In the video game Fate/Grand Order, Consort Yu, voiced by Mariya Ise, is an Assassin-class Servant and later a Lancer-class Servant, an elemental spirit similar to a vampire, a xian and zhenren who survived to the present day under the alias Hinako Akuta and desires to reunite with Xiang Yu, who in an alternate universe, is unexpectedly a monstrous robotic Centaur programmed by Qin Shi Huang under the code name Huiji-Yishi. The Japanese version of the game refers to her as "Gu Bijin", the Japanese equivalent of "Yu Meiren", while the English version uses the Chinese reading.
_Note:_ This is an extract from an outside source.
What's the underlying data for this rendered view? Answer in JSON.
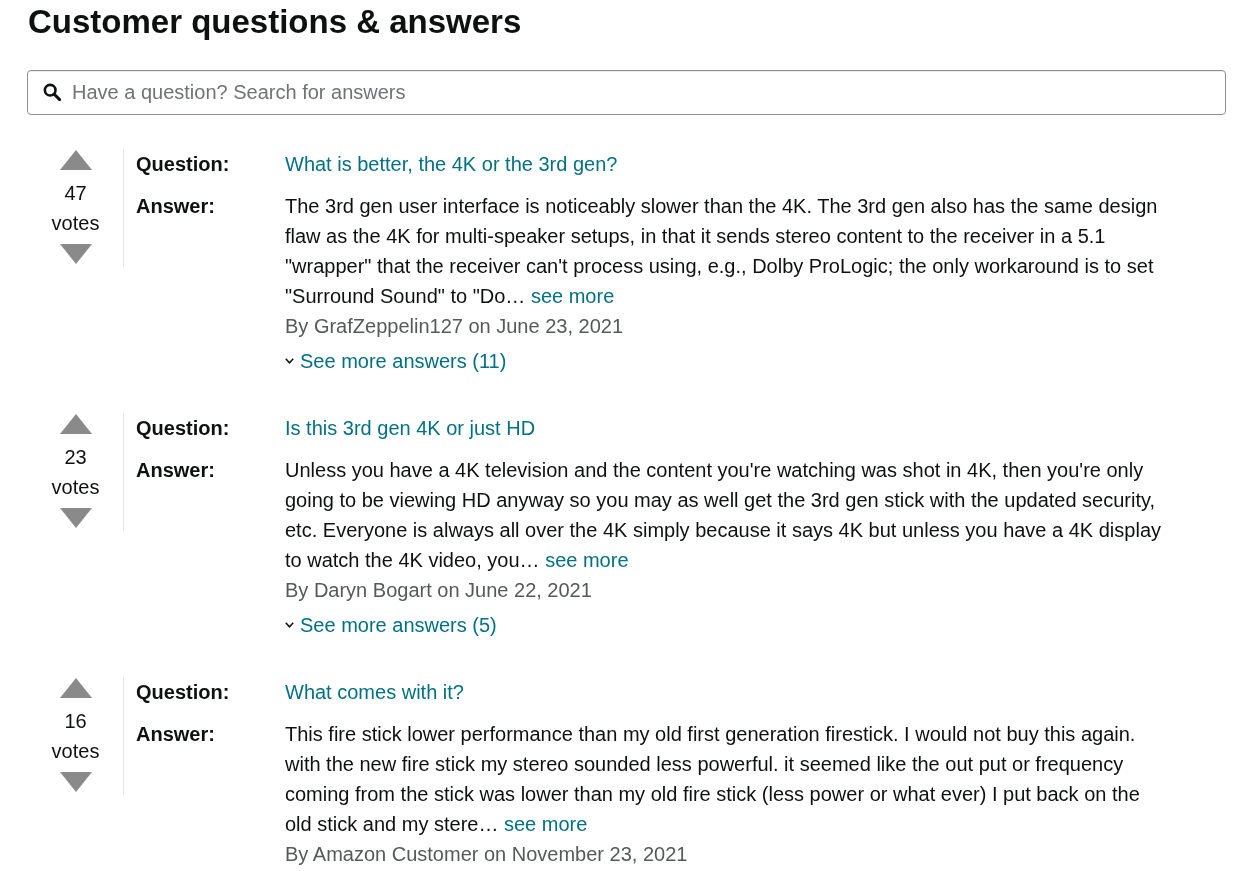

Along with Xiang Yu, Consort Yu appears in Shin Sangoku Musou Multi Raid 2, in which they are resurrected by Qin Shi Huang to fight the heroes of the Three Kingdoms.

In the Vietnamese allusion "cỏ Ngu Mĩ", most famously used in Nguyễn Dữ's work ⁣⁣Chuyện người con gái Nam Xương (also referred to as Nam Xương nữ tử truyện⁣, from Volume 4 of the text Truyền kì mạn lục), the story of Consort Yu is evoked indirectly. The allusion refers to the belief that after Consort Yu drew Xiang Yu's sword and committed suicide near the Wujiang River, her soul became associated with the grass growing along its banks. It is said that when the story of Consort Yu and Xiang Yu was recounted by the river, or when the Song of Consort Yu was sung, the grass would sway as if moved by the sound.